If the phrase “more than meets the eye” captures half of the meaning of the Transfiguration story, then perhaps the other half is captured by the saying “That was his/her shining moment.”  For Jesus, it literally was a shining moment.  His very appearance became bright – radiant beyond comprehension. 

When we say of a person that it was his/her shining moment we are saying that the person allowed his/her Godly breath to show through the dust.  It may be a moment of generosity or compassion or selflessness or achievement or beauty.  The shining moment may be the briefest glimpse of Godly breath or it may be sustained over a long period of time.  Whatever the duration or intensity, these shining moments are the times when we know that there is more to us than meets the eye.  They are the times when we know exactly what we are made for and we touch the highest level of our potential.

The irony for me at least, as I struggled to write this sermon, I am immersed in doing laundry and delaying cleaning the kitchen and putting off paying the bills.  So high theology meets reality and it is a challenge to shine when you are consumed with dusty details.  I remember years ago when my daughters were young and my dog was a puppy and I was trying to write a sermon.  One daughter did not watch the puppy when she was supposed to.  The puppy did what puppies do and did it in the house.  The other daughter stepped in the puppy’s ‘business’ and proceeded to track it all over the house.  At that time, all I could see in those around me is what meets the eye.  Nothing more.  You can imagine how that Sunday’s sermon on the good news of the Gospel was more about a theory than an actual personal experience.  It was not one of my shining moments.  This thing about being dust is dirty business.

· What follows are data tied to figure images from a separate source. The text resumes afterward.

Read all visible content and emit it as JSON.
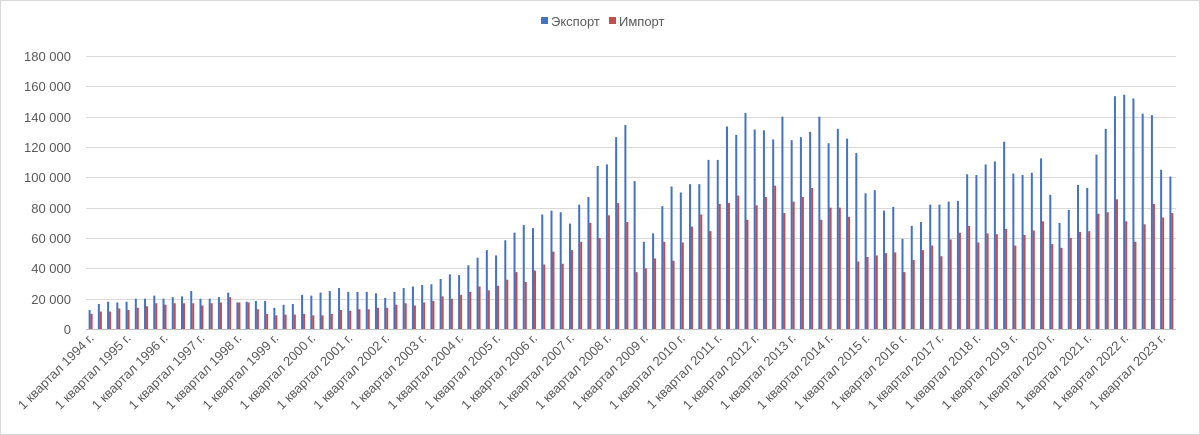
{
  "chart_data": {
    "type": "bar",
    "title": "",
    "xlabel": "",
    "ylabel": "",
    "ylim": [
      0,
      180000
    ],
    "yticks": [
      0,
      20000,
      40000,
      60000,
      80000,
      100000,
      120000,
      140000,
      160000,
      180000
    ],
    "ytick_labels": [
      "0",
      "20 000",
      "40 000",
      "60 000",
      "80 000",
      "100 000",
      "120 000",
      "140 000",
      "160 000",
      "180 000"
    ],
    "grid": true,
    "legend": "top-center",
    "colors": {
      "export": "#4472c4",
      "import": "#c0504d",
      "grid": "#d9d9d9",
      "axis": "#bfbfbf"
    },
    "category_labels": [
      "1 квартал 1994 г.",
      "1 квартал 1995 г.",
      "1 квартал 1996 г.",
      "1 квартал 1997 г.",
      "1 квартал 1998 г.",
      "1 квартал 1999 г.",
      "1 квартал 2000 г.",
      "1 квартал 2001 г.",
      "1 квартал 2002 г.",
      "1 квартал 2003 г.",
      "1 квартал 2004 г.",
      "1 квартал 2005 г.",
      "1 квартал 2006 г.",
      "1 квартал 2007 г.",
      "1 квартал 2008 г.",
      "1 квартал 2009 г.",
      "1 квартал 2010 г.",
      "1 квартал 2011 г.",
      "1 квартал 2012 г.",
      "1 квартал 2013 г.",
      "1 квартал 2014 г.",
      "1 квартал 2015 г.",
      "1 квартал 2016 г.",
      "1 квартал 2017 г.",
      "1 квартал 2018 г.",
      "1 квартал 2019 г.",
      "1 квартал 2020 г.",
      "1 квартал 2021 г.",
      "1 квартал 2022 г.",
      "1 квартал 2023 г."
    ],
    "quarters_per_label": 4,
    "series": [
      {
        "name": "Экспорт",
        "values": [
          12500,
          16500,
          18000,
          17500,
          18000,
          20000,
          20000,
          22000,
          20000,
          21000,
          21500,
          25000,
          20000,
          20000,
          21000,
          24000,
          17500,
          18000,
          18500,
          18500,
          14000,
          16000,
          16500,
          22500,
          22000,
          24000,
          25000,
          27000,
          24500,
          24500,
          24500,
          23500,
          20500,
          24500,
          27000,
          28000,
          29000,
          29500,
          33000,
          36000,
          35500,
          42000,
          47000,
          52000,
          48500,
          58500,
          63500,
          68500,
          66500,
          75500,
          78000,
          77000,
          69500,
          82000,
          87000,
          107500,
          108500,
          126500,
          134500,
          97500,
          57500,
          63000,
          81000,
          94000,
          90000,
          95500,
          95500,
          111500,
          111500,
          133500,
          128000,
          142500,
          131500,
          131000,
          125000,
          140000,
          124500,
          126500,
          130000,
          140000,
          122500,
          132000,
          125500,
          116000,
          89500,
          91500,
          78000,
          80500,
          59500,
          68000,
          70500,
          82000,
          82000,
          84000,
          84500,
          102000,
          101500,
          108500,
          110500,
          123500,
          102500,
          101500,
          103000,
          112500,
          88500,
          70000,
          78500,
          95000,
          93000,
          115000,
          132000,
          153500,
          154500,
          152000,
          142000,
          141000,
          105000,
          100500
        ]
      },
      {
        "name": "Импорт",
        "values": [
          10000,
          11500,
          11500,
          13500,
          12500,
          14000,
          15000,
          17000,
          16000,
          17000,
          17000,
          17000,
          15500,
          17000,
          17500,
          21000,
          17500,
          17500,
          13000,
          10000,
          9000,
          9500,
          9500,
          10000,
          9000,
          9000,
          10000,
          12500,
          12000,
          13000,
          13000,
          14000,
          14000,
          16000,
          17000,
          15500,
          17500,
          18500,
          21500,
          20000,
          22500,
          24500,
          28000,
          25500,
          28500,
          32500,
          37500,
          31000,
          38500,
          42500,
          51000,
          43000,
          52000,
          57500,
          70000,
          60000,
          75000,
          83000,
          70500,
          37500,
          40000,
          46500,
          57500,
          45000,
          57000,
          67500,
          75500,
          64500,
          82500,
          83000,
          88000,
          72000,
          81500,
          87000,
          94500,
          76500,
          84000,
          87000,
          93000,
          72000,
          80000,
          80000,
          74000,
          44500,
          47500,
          48500,
          50000,
          50500,
          37500,
          45500,
          52000,
          55000,
          48000,
          59000,
          63500,
          68000,
          57000,
          63000,
          62500,
          66000,
          55000,
          62000,
          65000,
          71000,
          56000,
          53500,
          60000,
          64000,
          64500,
          76000,
          77000,
          85500,
          71000,
          57500,
          69000,
          82500,
          73500,
          76500
        ]
      }
    ]
  }
}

No wonder Peter wanted to stay on the mountain.  Wouldn’t it be great if all we had to deal with in life were the shining moments when we can see clearly in one another the something more!  But that isn’t life, is it.  The shining moments are the exception, not the rule.  And yet just because we don’t see the best in one another all the time does not mean it is not there.  It does not mean that all we are is down and dirty dust.  It simply means that sometimes what is supposed to shine through is hidden, like a lamp put under a basket.

Those of you who gathered here on January 6th will remember that we began the season of Epiphany literally in darkness.  From a single flame the Light of Christ spread from one candle to another bathing this darkened worship space in a wonderful, warm, flickering glow.  One of our prayers that night was this:

Almighty God, you have poured upon us the new light of your incarnate Word: Grant that this light, enkindled in our hearts, may shine forth in our lives…

For Jesus, the shining moment of the Transfiguration is meant to prepare him for the dark and difficult road to Jerusalem and Crucifixion.  The experience on the mountain so consumes him that the more than meets the eye about him never gets snuffed out.  And now, as the prayer suggests, the Light that endured the Cross and rose victorious on Easter Day is now enkindled in our hearts.  And we pray that it may shine forth in our lives… shine when all we want to see is what meets the eye, shine when it is not particularly a shining moment, shine like a lamp put on a table so that it gives light for all to see.